Adam kayırma olduğunu görüyoruz. Ben Türk bayraklı gemimi işletemiyorum ama tanıdık olunca… Mesela Kumkapı’da İDO’nun yeri vardı. Bizi oradan çıkardılar. Biz daha önce onlara yardım ettiğimiz için bizi oraya aldılar, daha sonra çıkarmak için de orayı doldurdular. Yasal olarak doldurulan bir yer, belediye el koydu. Ya, yer vardı da vermedik mi dediler. 70 tanker bağlama yeri olmadığı için, karadan elektrik almadığımız için kullanmadığımız yakıtı çöpe atıyoruz.
Kıyıda 330 tane balıkçı var, ben bunları Google’dan tek tek saydım, ortalama iki üç balıkçı barınağı kadar bir tekne bağlama yerimiz yok.
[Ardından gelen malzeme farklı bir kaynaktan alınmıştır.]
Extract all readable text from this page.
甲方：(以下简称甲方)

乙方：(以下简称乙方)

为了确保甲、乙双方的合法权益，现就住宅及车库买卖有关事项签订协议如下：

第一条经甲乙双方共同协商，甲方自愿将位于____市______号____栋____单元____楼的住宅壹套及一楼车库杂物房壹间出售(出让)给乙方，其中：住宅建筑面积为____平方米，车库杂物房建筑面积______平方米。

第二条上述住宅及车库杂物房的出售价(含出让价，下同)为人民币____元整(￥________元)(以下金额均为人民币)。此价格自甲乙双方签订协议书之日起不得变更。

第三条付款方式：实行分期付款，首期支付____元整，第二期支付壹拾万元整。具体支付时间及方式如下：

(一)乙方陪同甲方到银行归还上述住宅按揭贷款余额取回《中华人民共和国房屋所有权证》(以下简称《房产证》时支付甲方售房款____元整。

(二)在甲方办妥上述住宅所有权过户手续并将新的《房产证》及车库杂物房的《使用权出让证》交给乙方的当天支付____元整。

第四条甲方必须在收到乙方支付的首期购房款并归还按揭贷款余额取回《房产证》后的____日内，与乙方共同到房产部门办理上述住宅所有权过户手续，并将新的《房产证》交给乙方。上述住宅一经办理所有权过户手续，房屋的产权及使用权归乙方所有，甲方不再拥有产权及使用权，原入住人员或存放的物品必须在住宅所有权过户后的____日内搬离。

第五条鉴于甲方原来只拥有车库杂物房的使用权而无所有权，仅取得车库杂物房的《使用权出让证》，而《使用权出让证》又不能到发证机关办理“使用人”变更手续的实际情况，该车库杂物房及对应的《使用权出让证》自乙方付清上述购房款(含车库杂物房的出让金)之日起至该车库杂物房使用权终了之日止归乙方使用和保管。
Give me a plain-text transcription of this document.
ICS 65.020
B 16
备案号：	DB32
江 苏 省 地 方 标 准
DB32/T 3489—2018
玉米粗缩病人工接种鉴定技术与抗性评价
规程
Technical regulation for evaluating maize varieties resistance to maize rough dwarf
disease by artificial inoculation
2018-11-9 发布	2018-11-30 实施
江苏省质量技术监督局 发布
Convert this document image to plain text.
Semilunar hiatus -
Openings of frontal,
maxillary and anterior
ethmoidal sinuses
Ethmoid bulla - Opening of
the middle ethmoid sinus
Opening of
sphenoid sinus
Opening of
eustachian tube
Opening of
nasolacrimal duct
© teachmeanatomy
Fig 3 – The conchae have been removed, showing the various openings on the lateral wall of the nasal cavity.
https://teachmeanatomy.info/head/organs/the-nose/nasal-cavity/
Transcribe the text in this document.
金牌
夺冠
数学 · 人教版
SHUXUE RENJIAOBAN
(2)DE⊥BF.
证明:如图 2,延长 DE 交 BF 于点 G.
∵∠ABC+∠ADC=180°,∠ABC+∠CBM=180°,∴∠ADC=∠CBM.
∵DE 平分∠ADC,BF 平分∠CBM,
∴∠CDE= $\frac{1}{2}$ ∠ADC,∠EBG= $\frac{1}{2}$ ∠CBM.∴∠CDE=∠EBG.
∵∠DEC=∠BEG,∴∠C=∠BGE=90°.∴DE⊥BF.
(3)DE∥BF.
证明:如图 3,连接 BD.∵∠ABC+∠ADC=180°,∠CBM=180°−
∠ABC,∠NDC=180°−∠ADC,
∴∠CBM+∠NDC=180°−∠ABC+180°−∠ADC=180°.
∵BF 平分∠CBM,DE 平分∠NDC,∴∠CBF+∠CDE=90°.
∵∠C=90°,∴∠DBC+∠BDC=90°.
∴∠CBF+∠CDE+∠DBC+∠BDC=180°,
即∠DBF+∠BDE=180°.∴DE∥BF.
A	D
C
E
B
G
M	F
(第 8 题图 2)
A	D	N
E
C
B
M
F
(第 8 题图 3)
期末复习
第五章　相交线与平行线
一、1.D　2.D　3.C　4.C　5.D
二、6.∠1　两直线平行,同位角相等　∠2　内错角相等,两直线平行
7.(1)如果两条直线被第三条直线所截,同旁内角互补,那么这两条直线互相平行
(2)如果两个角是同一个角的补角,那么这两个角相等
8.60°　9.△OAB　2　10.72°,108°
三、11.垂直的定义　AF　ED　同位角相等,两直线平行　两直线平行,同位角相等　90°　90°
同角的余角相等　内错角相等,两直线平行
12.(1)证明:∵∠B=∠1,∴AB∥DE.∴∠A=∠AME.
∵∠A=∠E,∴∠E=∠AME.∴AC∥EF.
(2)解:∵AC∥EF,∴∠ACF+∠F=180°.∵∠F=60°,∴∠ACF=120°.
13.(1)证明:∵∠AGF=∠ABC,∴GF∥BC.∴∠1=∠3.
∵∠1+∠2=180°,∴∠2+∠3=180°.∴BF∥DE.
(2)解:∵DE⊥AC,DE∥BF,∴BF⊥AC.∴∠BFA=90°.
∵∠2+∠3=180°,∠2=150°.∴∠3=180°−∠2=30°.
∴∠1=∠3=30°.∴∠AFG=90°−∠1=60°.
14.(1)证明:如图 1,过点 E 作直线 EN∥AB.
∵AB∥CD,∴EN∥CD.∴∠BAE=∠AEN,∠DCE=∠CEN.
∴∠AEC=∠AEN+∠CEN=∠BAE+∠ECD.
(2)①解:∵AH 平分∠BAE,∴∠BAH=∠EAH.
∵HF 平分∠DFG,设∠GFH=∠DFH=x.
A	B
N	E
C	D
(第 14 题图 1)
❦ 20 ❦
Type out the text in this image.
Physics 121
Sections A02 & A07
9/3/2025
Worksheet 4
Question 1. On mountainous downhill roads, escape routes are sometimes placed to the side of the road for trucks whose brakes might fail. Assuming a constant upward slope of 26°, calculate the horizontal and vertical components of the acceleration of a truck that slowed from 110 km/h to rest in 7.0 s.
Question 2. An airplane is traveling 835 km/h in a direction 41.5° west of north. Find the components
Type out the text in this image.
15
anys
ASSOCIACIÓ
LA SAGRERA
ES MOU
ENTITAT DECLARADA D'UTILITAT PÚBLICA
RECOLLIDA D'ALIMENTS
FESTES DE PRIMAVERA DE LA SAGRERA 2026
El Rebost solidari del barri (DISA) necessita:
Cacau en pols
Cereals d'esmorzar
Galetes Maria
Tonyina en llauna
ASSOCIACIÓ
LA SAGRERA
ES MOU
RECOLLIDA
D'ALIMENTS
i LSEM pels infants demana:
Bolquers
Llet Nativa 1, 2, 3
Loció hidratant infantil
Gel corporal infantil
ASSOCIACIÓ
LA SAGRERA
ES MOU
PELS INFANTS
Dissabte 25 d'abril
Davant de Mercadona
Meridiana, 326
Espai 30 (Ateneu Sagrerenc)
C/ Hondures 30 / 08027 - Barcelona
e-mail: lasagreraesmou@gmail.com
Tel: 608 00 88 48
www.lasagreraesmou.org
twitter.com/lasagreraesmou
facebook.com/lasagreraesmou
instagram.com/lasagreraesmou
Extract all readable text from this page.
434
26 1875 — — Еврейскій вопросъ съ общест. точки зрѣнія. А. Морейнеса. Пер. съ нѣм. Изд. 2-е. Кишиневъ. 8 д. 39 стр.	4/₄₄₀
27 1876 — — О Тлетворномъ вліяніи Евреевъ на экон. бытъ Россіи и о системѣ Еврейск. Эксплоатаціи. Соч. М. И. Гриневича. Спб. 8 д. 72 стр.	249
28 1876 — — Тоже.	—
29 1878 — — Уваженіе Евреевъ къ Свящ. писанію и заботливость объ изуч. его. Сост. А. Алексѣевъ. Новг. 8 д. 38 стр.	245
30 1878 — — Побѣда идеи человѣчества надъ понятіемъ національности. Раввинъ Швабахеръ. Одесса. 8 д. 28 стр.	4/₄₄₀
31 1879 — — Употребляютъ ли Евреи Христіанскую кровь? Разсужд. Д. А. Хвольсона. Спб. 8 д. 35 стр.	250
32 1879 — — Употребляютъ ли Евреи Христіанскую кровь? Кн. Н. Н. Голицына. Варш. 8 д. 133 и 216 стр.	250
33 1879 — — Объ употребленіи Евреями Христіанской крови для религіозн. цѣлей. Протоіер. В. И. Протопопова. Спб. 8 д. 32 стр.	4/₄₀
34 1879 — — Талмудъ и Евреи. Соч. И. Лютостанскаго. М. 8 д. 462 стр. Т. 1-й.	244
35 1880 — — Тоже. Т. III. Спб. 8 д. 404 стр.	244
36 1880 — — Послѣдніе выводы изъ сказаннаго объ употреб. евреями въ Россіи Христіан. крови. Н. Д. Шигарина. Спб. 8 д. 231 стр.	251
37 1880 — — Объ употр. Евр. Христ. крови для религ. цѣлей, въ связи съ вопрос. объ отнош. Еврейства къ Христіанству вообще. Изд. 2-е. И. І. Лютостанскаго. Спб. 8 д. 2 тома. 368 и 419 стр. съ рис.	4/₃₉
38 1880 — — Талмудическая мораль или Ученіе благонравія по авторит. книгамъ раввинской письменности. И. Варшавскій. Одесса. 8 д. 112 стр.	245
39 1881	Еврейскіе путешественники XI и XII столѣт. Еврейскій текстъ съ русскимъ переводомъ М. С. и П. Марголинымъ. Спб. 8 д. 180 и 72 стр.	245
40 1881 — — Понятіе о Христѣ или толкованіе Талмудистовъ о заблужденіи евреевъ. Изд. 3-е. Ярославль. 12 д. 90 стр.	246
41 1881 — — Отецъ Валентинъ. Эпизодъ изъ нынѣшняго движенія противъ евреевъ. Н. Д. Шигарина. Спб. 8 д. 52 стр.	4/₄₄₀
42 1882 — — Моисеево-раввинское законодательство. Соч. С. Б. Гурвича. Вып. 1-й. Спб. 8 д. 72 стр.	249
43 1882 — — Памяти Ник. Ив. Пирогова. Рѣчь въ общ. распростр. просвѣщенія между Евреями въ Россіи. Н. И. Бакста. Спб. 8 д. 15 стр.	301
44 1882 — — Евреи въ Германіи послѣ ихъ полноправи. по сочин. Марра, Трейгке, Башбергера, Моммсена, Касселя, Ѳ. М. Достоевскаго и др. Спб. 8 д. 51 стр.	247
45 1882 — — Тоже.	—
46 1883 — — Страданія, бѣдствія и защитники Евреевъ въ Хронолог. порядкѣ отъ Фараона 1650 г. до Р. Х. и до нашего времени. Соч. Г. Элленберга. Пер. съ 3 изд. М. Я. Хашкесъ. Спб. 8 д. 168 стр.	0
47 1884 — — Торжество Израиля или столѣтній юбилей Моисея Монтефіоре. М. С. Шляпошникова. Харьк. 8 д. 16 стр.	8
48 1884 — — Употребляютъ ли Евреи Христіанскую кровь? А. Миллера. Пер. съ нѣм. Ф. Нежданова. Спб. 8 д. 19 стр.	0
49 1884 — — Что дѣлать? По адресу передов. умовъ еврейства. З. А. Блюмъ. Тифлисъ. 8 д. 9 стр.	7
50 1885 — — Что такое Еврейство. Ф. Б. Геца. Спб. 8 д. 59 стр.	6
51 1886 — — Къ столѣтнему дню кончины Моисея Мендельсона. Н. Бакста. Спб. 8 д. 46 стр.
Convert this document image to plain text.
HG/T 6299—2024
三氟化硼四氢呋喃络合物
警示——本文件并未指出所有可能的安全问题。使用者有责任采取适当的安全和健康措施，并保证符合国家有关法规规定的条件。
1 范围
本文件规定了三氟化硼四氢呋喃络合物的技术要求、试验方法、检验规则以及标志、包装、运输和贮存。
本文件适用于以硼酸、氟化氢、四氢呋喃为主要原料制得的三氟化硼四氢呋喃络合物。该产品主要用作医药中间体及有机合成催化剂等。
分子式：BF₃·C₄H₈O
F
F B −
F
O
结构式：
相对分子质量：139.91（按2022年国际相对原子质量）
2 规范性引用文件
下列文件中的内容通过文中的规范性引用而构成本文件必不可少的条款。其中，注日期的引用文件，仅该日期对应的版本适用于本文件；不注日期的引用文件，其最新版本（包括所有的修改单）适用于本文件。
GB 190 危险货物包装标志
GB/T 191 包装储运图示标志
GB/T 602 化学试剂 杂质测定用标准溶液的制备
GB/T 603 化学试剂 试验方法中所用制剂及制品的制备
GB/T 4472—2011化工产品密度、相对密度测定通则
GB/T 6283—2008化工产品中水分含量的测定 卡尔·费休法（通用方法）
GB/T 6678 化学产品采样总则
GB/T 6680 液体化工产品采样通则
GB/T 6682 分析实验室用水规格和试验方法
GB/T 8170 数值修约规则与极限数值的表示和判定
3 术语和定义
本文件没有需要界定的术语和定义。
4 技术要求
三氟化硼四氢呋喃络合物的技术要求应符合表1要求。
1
Bu kıyılar bu ülke insanının malı, bunun kışı var. Donu var, yazı var. Petrol kirliliği gibi de konulara değinmeliyiz. Limanlar kendi kendilerine iş yapmaya başladılar.
Bi sektör diğer sektörün ayağına basmaya başladı. Salı Pazarı’nda kuru yük gemilerinin barındığını görüyoruz. Hangi tarifeye göre oraya yanaştılar, biz bilmiyoruz. Bi gemiden 500 dolar alıyorlar, bakın burası boğaz, merak eden gidip baksın, isteyen gitsin baksın, isteyen gemi parayla oraya yanaşıyor. Diyorlar ki, kirlilik olmasın diye yanaştılar. Diyelim orası kirlendi, oradan o kirlilikle nasıl kalkacak? Kruvaziyer gemileri o bakımdan çok sıkıntılı, nasıl bakım yapacaklar? Onun bütün tedbirlerinin alınmış olması lazım. BUNKERBARGE’de yapılması gereken uygulamalar var, bunlar yapılmazsa bakımının yapılması çok zor.
Bazen armatörler bu işi yapanlardan kayrılıyor. Uluslararası alanda adil olmayan bi rekabet var. Bizleri sektörden uzak uygulamalar mahvetmiş durumda, uluslararası rekabete uygun olmadığımızı söylüyorlar. Sen bana para kazanmasan bile bu rekabet ortamını sağlayacaksın. Kıyıyı yüzerek geçeceksin ama ıslanmadan geçeceksin, mümkün değil. Dolmabahçe Sarayı özenti saraydır, Topkapı kaliteli tam bir Osmanlı Sarayı, hala gözüken bir binası vardır. Topkapı Sarayı’nın gözüken bir kulesi vardır. Bu kule adalet kulesidir. Osmanlı halkı sarayın adaletini görürdü bu kulede. Bir meslek grubu para kazanırken diğeri ezilmemeli. Sualtı inşaatçıları kendilerini anlatamaz hale geldiler, kendimizi ifade edemez hale gelmişiz ve ben şimdi soruyorum size, kendi kıyılarına sahip çıkamayan bu sektöre ve hizmet edenlere nasıl sahip çıksın?
Burada bir şeyler yapmaya çalışıyoruz, ama boş gibi, bu kılavuz kaptan durumu çözülecek. Ben bu işlerden verim alamıyorsam demek ki, ciddi bir kopukluk var” dedi.